Следующая схватка была очень болезненной, и она начала тужиться, сжимая зубы и не давая вырваться из горла крику, который вышел сдавленным скулением. Уши Киёнари прижались к голове, снежный барс тревожно мерила шагами землю позади Тобирамы, чьи глаза были опущены вниз и сосредоточенно смотрели на его собственные запястья.

Кита продолжила тужиться. Ей было так больно

— Я вижу головку, — спокойно сказал Тобирама. Кину подвинулась ближе, наполненная болезненным любопытством теперь, когда от нее не ожидали что-то делать.

Кита стала тужиться настолько сильно, насколько могла, со следующей схваткой и снова со следующей — внезапно боль стихла в разы, и на руках Тобирамы оказался мокрый извивающийся новорожденный.

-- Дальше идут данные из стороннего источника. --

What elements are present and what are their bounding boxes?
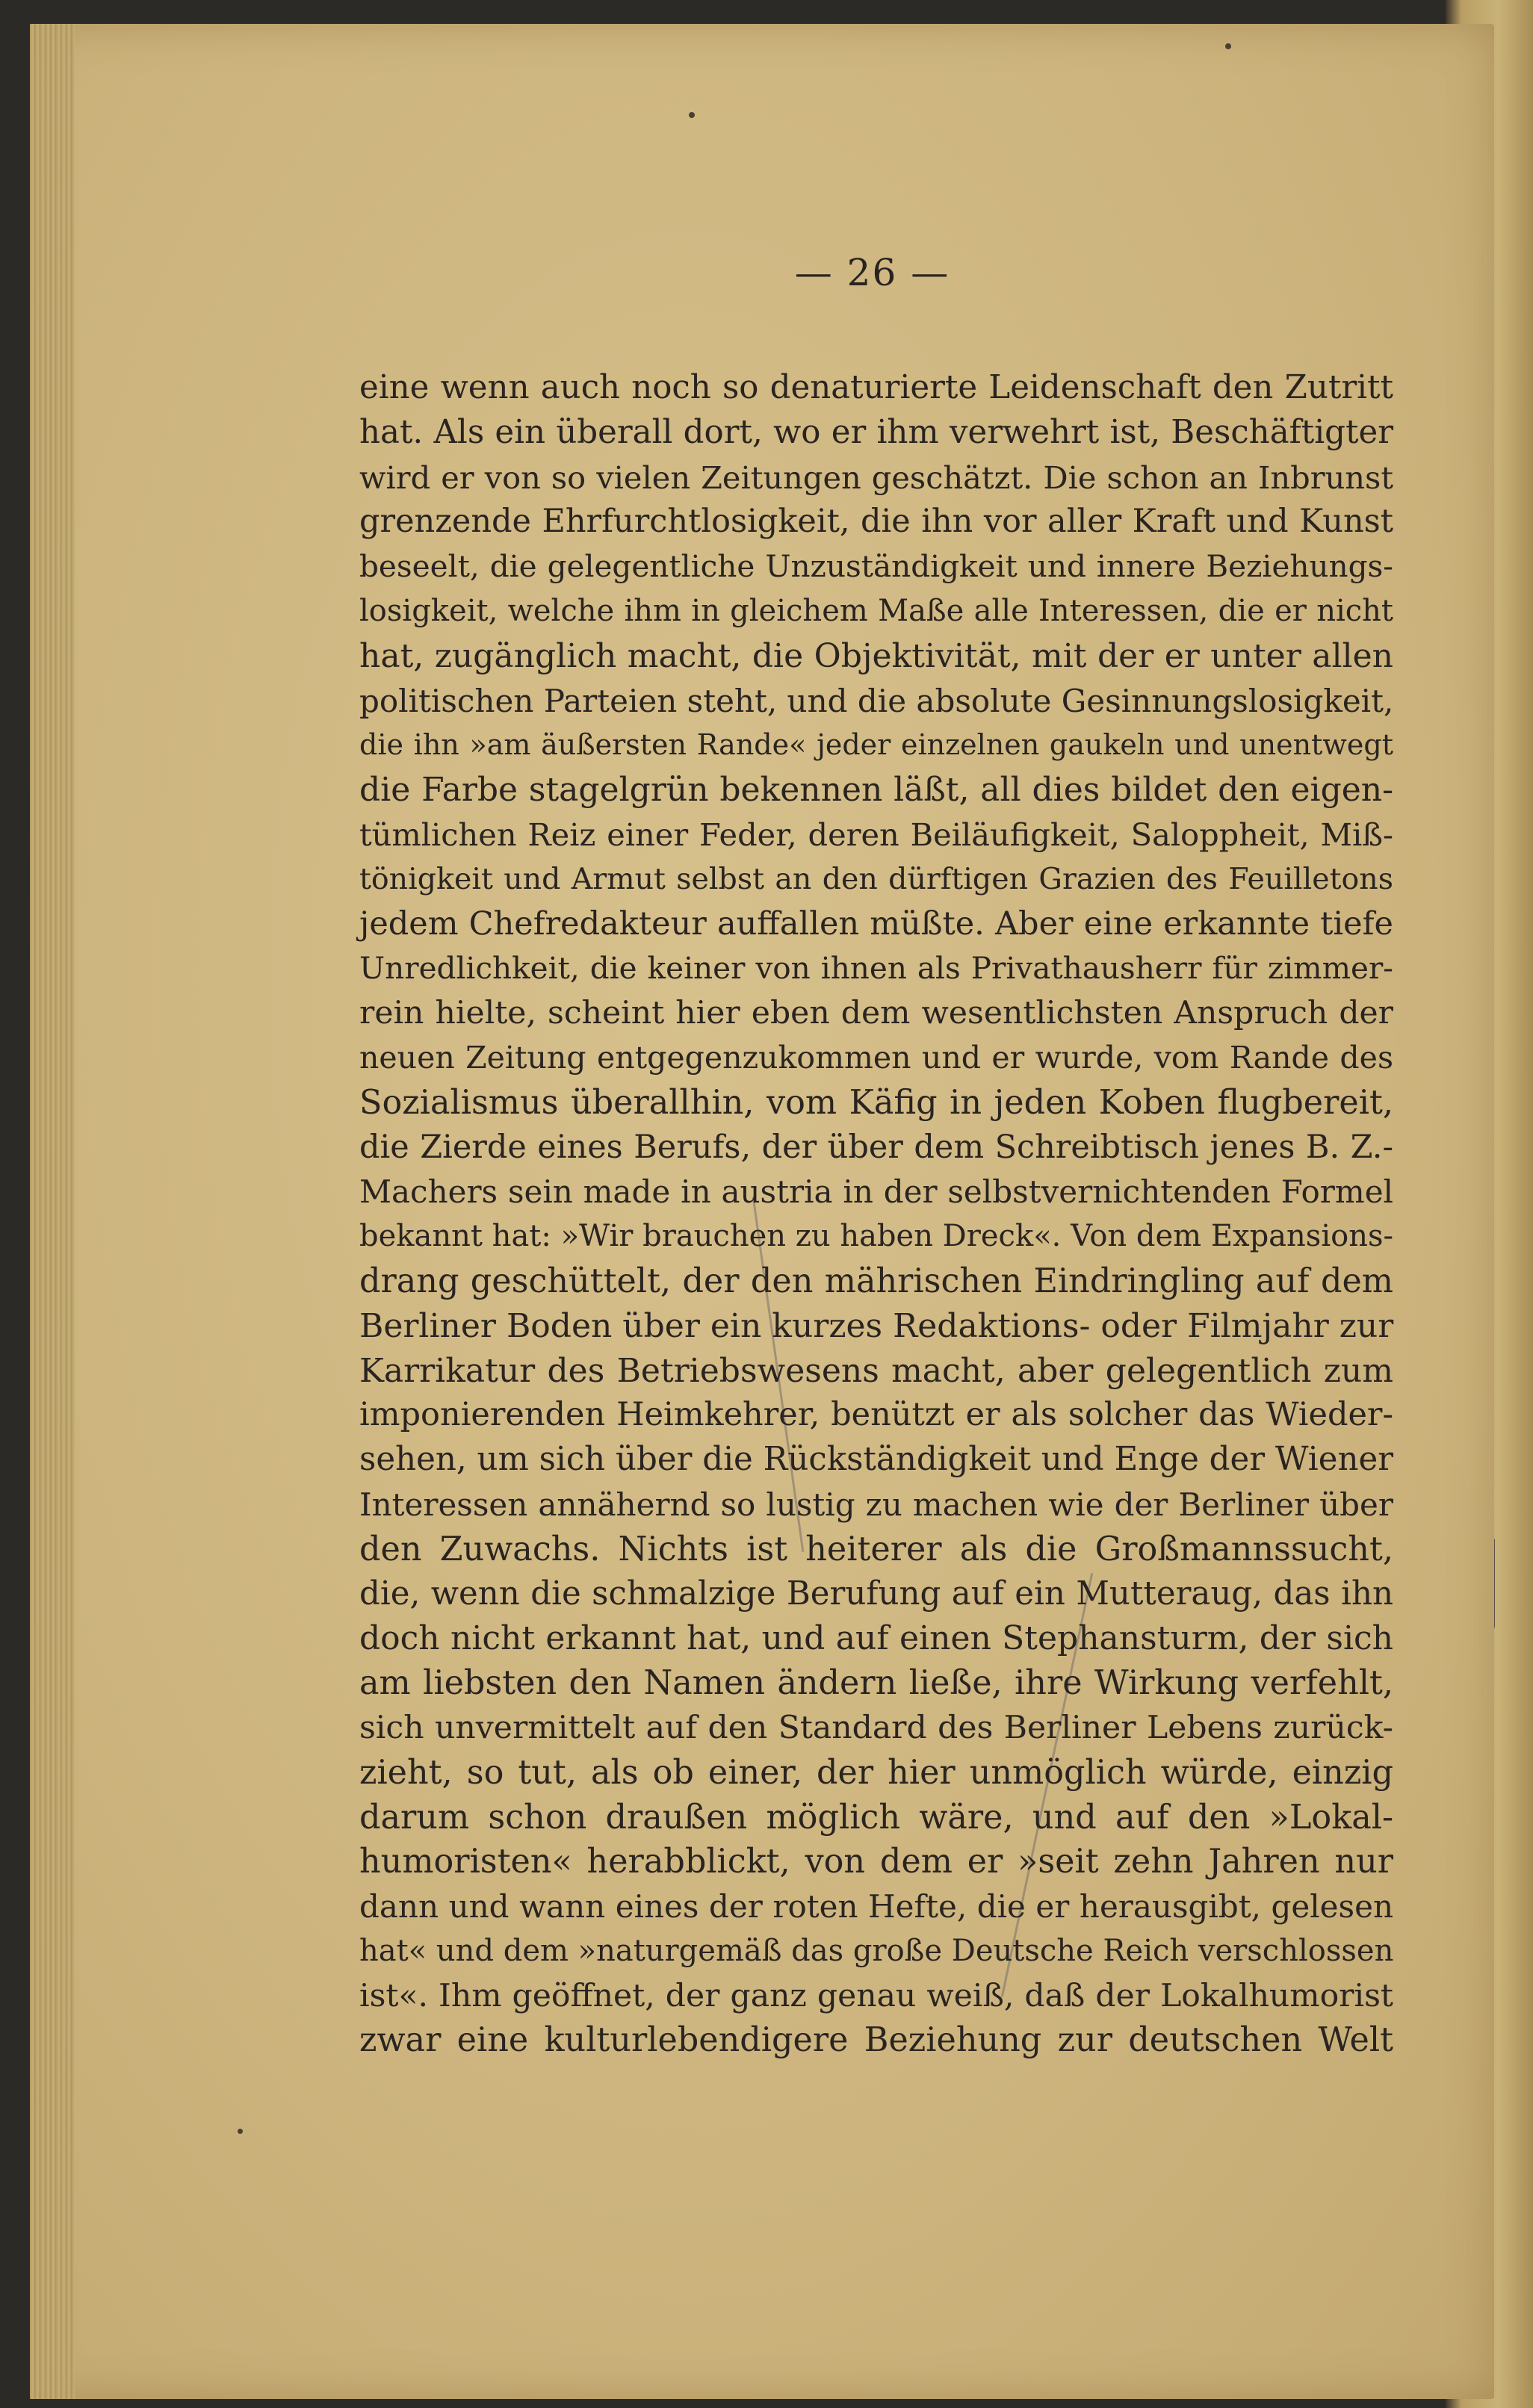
text-line: die Zierde eines Berufs, der über dem Schreibtisch jenes B. Z.- [359,1128,1393,1166]
text-line: tümlichen Reiz einer Feder, deren Beiläufigkeit, Saloppheit, Miß- [359,816,1393,853]
text-line: grenzende Ehrfurchtlosigkeit, die ihn vor aller Kraft und Kunst [359,503,1393,541]
text-line: neuen Zeitung entgegenzukommen und er wurde, vom Rande des [359,1039,1393,1076]
text-line: am liebsten den Namen ändern ließe, ihre Wirkung verfehlt, [359,1664,1393,1703]
text-line: eine wenn auch noch so denaturierte Leidenschaft den Zutritt [359,369,1393,406]
text-line: doch nicht erkannt hat, und auf einen Stephansturm, der sich [359,1619,1393,1658]
text-line: sehen, um sich über die Rückständigkeit und Enge der Wiener [359,1441,1394,1479]
text-line: sich unvermittelt auf den Standard des Berliner Lebens zurück- [359,1709,1393,1746]
text-line: losigkeit, welche ihm in gleichem Maße alle Interessen, die er nicht [359,593,1393,628]
body-text [359,366,1393,2063]
text-line: hat« und dem »naturgemäß das große Deutsche Reich verschlossen [359,1933,1394,1968]
text-line: hat. Als ein überall dort, wo er ihm verwehrt ist, Beschäftigter [359,413,1393,451]
text-line: rein hielte, scheint hier eben dem wesentlichsten Anspruch der [359,995,1393,1032]
text-line: wird er von so vielen Zeitungen geschätzt. Die schon an Inbrunst [359,459,1393,496]
text-line: tönigkeit und Armut selbst an den dürftigen Grazien des Feuilletons [359,861,1393,896]
text-line: imponierenden Heimkehrer, benützt er als solcher das Wieder- [359,1396,1393,1434]
text-line: beseelt, die gelegentliche Unzuständigkeit und innere Beziehungs- [359,548,1393,585]
text-line: die ihn »am äußersten Rande« jeder einzelnen gaukeln und unentwegt [359,728,1393,762]
text-line: politischen Parteien steht, und die absolute Gesinnungslosigkeit, [359,682,1394,719]
text-line: hat, zugänglich macht, die Objektivität, mit der er unter allen [359,636,1393,675]
text-line: drang geschüttelt, der den mährischen Eindringling auf dem [359,1262,1393,1300]
text-line: ist«. Ihm geöffnet, der ganz genau weiß, daß der Lokalhumorist [359,1977,1393,2014]
text-line: Interessen annähernd so lustig zu machen wie der Berliner über [359,1486,1393,1523]
text-line: Karrikatur des Betriebswesens macht, aber gelegentlich zum [359,1351,1393,1390]
text-line: jedem Chefredakteur auffallen müßte. Aber eine erkannte tiefe [359,904,1393,943]
ink-speck [1225,43,1231,49]
text-line: humoristen« herabblickt, von dem er »seit zehn Jahren nur [359,1843,1393,1881]
text-line: Berliner Boden über ein kurzes Redaktions- oder Filmjahr zur [359,1306,1394,1345]
text-line: darum schon draußen möglich wäre, und auf den »Lokal- [359,1798,1393,1837]
text-line: zwar eine kulturlebendigere Beziehung zur deutschen Welt [359,2021,1393,2060]
text-line: die Farbe stagelgrün bekennen läßt, all dies bildet den eigen- [359,771,1393,810]
page-number: — 26 — [794,251,950,294]
text-line: bekannt hat: »Wir brauchen zu haben Dreck«. Von dem Expansions- [359,1219,1393,1254]
text-line: Machers sein made in austria in der selbstvernichtenden Formel [359,1173,1393,1211]
text-line: die, wenn die schmalzige Berufung auf ein Mutteraug, das ihn [359,1574,1393,1613]
ink-speck [238,2129,243,2134]
text-line: zieht, so tut, als ob einer, der hier unmöglich würde, einzig [359,1753,1393,1792]
text-line: den Zuwachs. Nichts ist heiterer als die Großmannssucht, [359,1530,1393,1568]
text-line: Unredlichkeit, die keiner von ihnen als Privathausherr für zimmer- [359,950,1393,987]
ink-speck [689,112,695,118]
page-stack-edge [30,24,75,2399]
text-line: dann und wann eines der roten Hefte, die er herausgibt, gelesen [359,1888,1393,1926]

Кита почувствовала, как ее шаринган зажегся от восхищения и любви (у нее родился еще один ребенок), а затем она услышала возмущенное младенческое хныканье.

— Да, на улице холодно, не так ли? — выдохнула она. Тобирама мгновенно потянулся одной рукой, чтобы сорвать с себя меховой воротник, который он обернул вокруг малыша (мальчика), оставив пуповину висеть. Судя по тому, как завязки и петли совпадали друг с другом, было вполне возможно что воротник был предназначен для превращения в импровизированную зимнюю пеленку. Кита задумалась, откуда он его получил. Или, может быть, он был предназначен, чтобы также выполнять роль капюшона?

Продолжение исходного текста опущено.